If you’ve somehow managed to avoid Capote’s 1958 novella for this long, you’re missing out. Set in Manhattan’s Upper East Side in 1943, it follows an unnamed narrator who befriends Holly Golightly, another tenant in the brownstone where he lives. Holly has no job and spends her time socializing with wealthy men who take her to clubs and restaurants and give her money and expensive presents. Even if you’ve seen the movie, the under-200-page book is well worth a read—and has a very different ending.
On the streets of Manhattan, Julius, a young Nigerian man finishing the last year of a psychiatry residency, wanders, reflecting on his relationships, his recent breakup with his girlfriend, his present and his past. He encounters people from different cultures and classes who provide insight on his journey, transporting him to Brussels, the Nigeria of his youth and even into his own soul.
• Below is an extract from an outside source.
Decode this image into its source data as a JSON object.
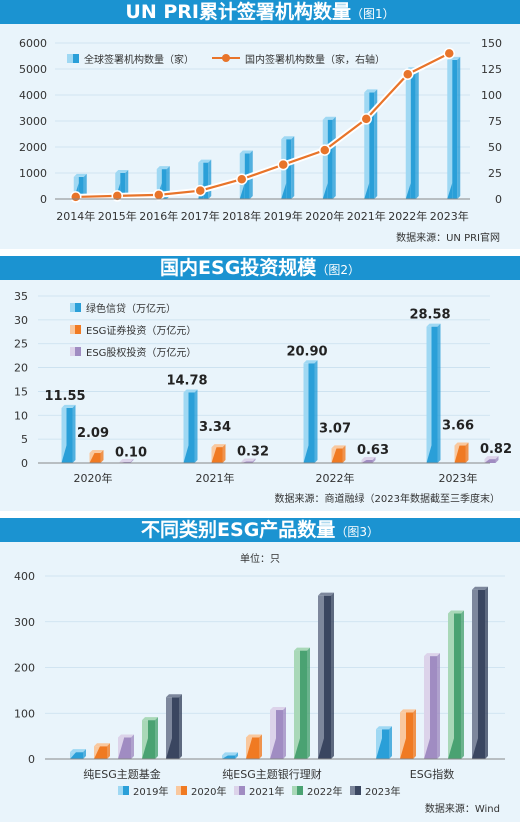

In the 1940s, 19-year-old Vivian has just been kicked out of Vassar College. Her affluent parents send her to Manhattan to live with her aunt, who owns a crumbling midtown theater. When Vivian makes a personal mistake that results in professional scandal, it turns her new world upside down in ways that it will take her years to fully understand. Gilbert’s (Eat, Pray, Love) return to fiction is about discovering that you don't have to be a good girl to be a good person.
You’ll fall in love from the first line: “We came to the city because we wished to live haphazardly, to reach for only the least realistic of our desires, and to see if we could not learn what our failures had to teach, and not, when we came to live, discover that we had never died.” Heavy, right? For when you want to feel all the feels, pick up this heartrending story about five friends whose lives in NYC don't turn out exactly as they expect.
Immerse yourself in NYC circa 1976 in this epic crime thriller—you’ll meet two estranged heirs, two suburban punk teenagers, a magazine reporter and his neighbor, and the detective trying to figure out what they all have to do with a New Year’s Eve shooting in Central Park. If you’re a Law & Order buff, we have a feeling you’ll breeze through it.